In 1968, in the article “Viva a Bahia-iá-iá”, Augusto de Campos had already pointed out everything that American journalists are today finding amazing about Tropicalism’s inventiveness: the strategies of collage and juxtaposition; the presence of random and concrete music; the relationship with pop art and Lévi-Strauss’s bricolage.
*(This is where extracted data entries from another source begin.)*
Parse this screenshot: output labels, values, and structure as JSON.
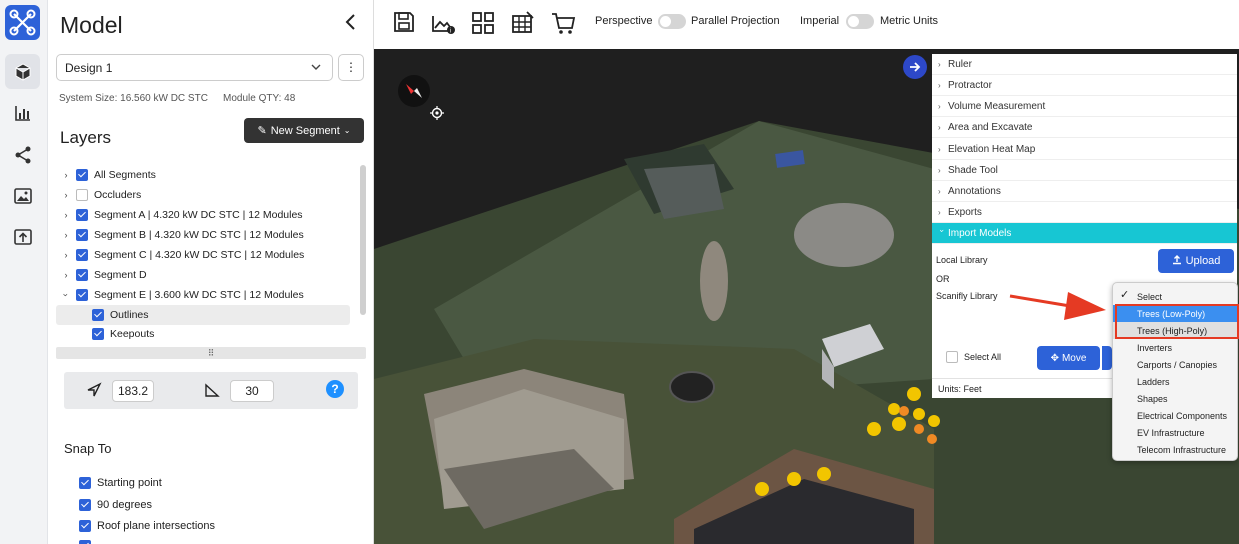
{
  "panel": {
    "title": "Model",
    "design_select": "Design 1",
    "system_size": "System Size: 16.560 kW DC STC",
    "module_qty": "Module QTY: 48",
    "layers_title": "Layers",
    "new_segment_label": "New Segment",
    "layers": [
      {
        "label": "All Segments",
        "checked": true,
        "arrow": "right"
      },
      {
        "label": "Occluders",
        "checked": false,
        "arrow": "right"
      },
      {
        "label": "Segment A | 4.320 kW DC STC | 12 Modules",
        "checked": true,
        "arrow": "right"
      },
      {
        "label": "Segment B | 4.320 kW DC STC | 12 Modules",
        "checked": true,
        "arrow": "right"
      },
      {
        "label": "Segment C | 4.320 kW DC STC | 12 Modules",
        "checked": true,
        "arrow": "right"
      },
      {
        "label": "Segment D",
        "checked": true,
        "arrow": "right"
      },
      {
        "label": "Segment E | 3.600 kW DC STC | 12 Modules",
        "checked": true,
        "arrow": "down"
      },
      {
        "label": "Outlines",
        "checked": true,
        "arrow": ""
      },
      {
        "label": "Keepouts",
        "checked": true,
        "arrow": ""
      }
    ],
    "azimuth": "183.2",
    "pitch": "30",
    "snap_title": "Snap To",
    "snap_items": [
      "Starting point",
      "90 degrees",
      "Roof plane intersections"
    ]
  },
  "toolbar": {
    "perspective": "Perspective",
    "parallel": "Parallel Projection",
    "imperial": "Imperial",
    "metric": "Metric Units"
  },
  "tools": {
    "items": [
      "Ruler",
      "Protractor",
      "Volume Measurement",
      "Area and Excavate",
      "Elevation Heat Map",
      "Shade Tool",
      "Annotations",
      "Exports",
      "Import Models"
    ],
    "local_library": "Local Library",
    "or": "OR",
    "scanifly_library": "Scanifly Library",
    "upload": "Upload",
    "select_all": "Select All",
    "move": "Move",
    "units": "Units: Feet"
  },
  "dropdown": {
    "items": [
      "Select",
      "Trees (Low-Poly)",
      "Trees (High-Poly)",
      "Inverters",
      "Carports / Canopies",
      "Ladders",
      "Shapes",
      "Electrical Components",
      "EV Infrastructure",
      "Telecom Infrastructure"
    ]
  },
  "colors": {
    "brand_blue": "#2d62d8",
    "accent_cyan": "#17c6d3",
    "annotation_red": "#e53a23"
  }
}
Hans Joachim Koellreutter’s stay in Bahia at the end of the 1950s and the meeting of the Bahians-Tropicalists-to be with the makers of Música Nova (New Music) from São Paulo, enabled the electro-acoustic and concrete musical techniques that today form the basis of global pop production (“ghetto tech”, “two step” and so on) to be successfully absorbed by the Brazilian masses (who never forget “Alegria, alegria”), something that “Revolution No. 9” by the Beatles never attempted to achieve – and which was only established in German rock at the beginning of the 1970s (by musicians schooled in Karlheinz Stockhausen, as were Rogério Duprat and Júlio Medaglia, the best known arrangers on the Tropicalist albums).

So, what was good for a mass audience in Brazil is today good for the “vanguard” in the United State? One may think this new situation ironic, but one cannot ignore it. The place of Brazilian culture within the “concerto of the nations” has already suffered a small, but decisive dislocation with the so-called “cult” of Tropicalism. From now on our Macumba-for-tourists is going to have to be different. Up until very recently, the trigger of interest for “things Brazilian” in the majority of foreigners who confessed their love of our tropics to me, was the film Black Orpheus.

Today, a lot of people tell me that they trace their discovery of Brazil to the first time they heard a certain Tom Zé record. Has the world “evolved”? We should retain some reservations. But there is one thing about which I haven’t the shade of a doubt: with Tom Zé taking the place of Marcel Camus, the conversation with gringo Brazil-lovers has become much, much more pleasurable.